As I make my way home from the workshop on public transport, trying not to look at or touch anybody, staring at my phone, it strikes me that maybe this is what’s weird. It’s not natural.

Ancestral health, diets and footwear might be debatable, but nature, movement and human contact are things that we instinctively know are good for us. “When we get to fair weather and hit the park, we look around at the birds and trees, sigh from relief, stretch back and wish we could be here more often,” says Bowman. But we can, by becoming aware of “the anti-movement, anti-nature choices” we make every day, and eating lunch outside, or walking to work. “We’re so far removed from ‘wild lives’ that to take steps to ‘rewild’ is actually incredibly simple,” she says.

And nature is closer than we think. “Cities are not dead ecologically,” says Pettorelli, who tells me that more than 30,000 species have been recorded living in London. To interest her two small children in nature, she has been taking baby steps to rewild the garden in her Stevenage home: digging a pond, planting blackberries and lavender, letting wild flowers grow.

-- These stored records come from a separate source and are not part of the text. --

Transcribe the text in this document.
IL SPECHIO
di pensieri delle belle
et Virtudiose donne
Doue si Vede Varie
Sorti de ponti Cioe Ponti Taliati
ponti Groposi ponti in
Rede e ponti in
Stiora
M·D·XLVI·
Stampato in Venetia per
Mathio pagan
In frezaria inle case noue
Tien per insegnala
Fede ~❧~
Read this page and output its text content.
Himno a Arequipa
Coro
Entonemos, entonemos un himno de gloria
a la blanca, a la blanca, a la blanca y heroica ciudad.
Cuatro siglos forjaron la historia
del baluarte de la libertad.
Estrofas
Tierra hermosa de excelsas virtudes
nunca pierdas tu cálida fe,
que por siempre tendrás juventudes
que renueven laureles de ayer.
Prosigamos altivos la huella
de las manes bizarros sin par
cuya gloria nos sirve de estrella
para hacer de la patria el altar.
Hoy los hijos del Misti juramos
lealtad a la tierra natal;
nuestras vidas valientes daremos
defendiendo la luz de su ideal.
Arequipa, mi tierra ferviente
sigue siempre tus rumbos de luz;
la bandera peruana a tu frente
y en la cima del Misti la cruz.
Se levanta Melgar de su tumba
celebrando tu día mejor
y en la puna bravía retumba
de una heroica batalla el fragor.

You don’t have to do anything crazy to rewild. Quite the opposite. “Stop mowing the lawn like a maniac,” she says.


Ancestral Health Claims Seem to Be a Matter of Common Sense. But Do They Deliver? MH Excavates the Facts

Cold Immersion

Evidence that cold treatments such as cryotherapy and ice baths can cool off inflammation, fatigue and cortisol isn’t solid. Research suggests that they may even hinder strength gains.

Barefoot Shoes

Born to Run suggests that a forefoot-first gait is less jarring, but there’s no proof that barefoot shoes reduce injuries. Bowman is a footwear minimalist but stresses the need for corrective exercises.

Ground Living

A paper in the British Medical Journal observed fewer musculoskeletal problems within floor-sleeping cultures – but this finding has yet to be put to bed (or, er, to ground) with firm science.

Human Contact

A body of academic literature connects close relationships to good health. As well as releasing oxytocin, which facilitates bonding, embracing hugs away cortisol after 20 seconds, while skin-to-skin touch signals your vagus nerve to drop your heart rate and blood pressure.

Houseplants

Keep them alive and they may return the favour: NASA’s 1989 clean-air study greenlit the most effective indoor foliage for removing formaldehyde, ammonia, benzene, xylene and trichloroethylene. Plants can also cultivate productivity and concentration.

Hanging

Promoted for shoulder function and spinal decompression, and as a way to honour our tree-climbing roots. But musculoskeletal changes over two million years have made us less capable brachiators, so the evolutionary argument is “weak”, says Pontzer.

Squatty Potty

After repeatedly being asked about “defecation postural modification devices”, Ohio State gastroenterologists asked medical residents to log their, well, logs. Almost all reported less strain and faster movements atop the Potty – particularly men.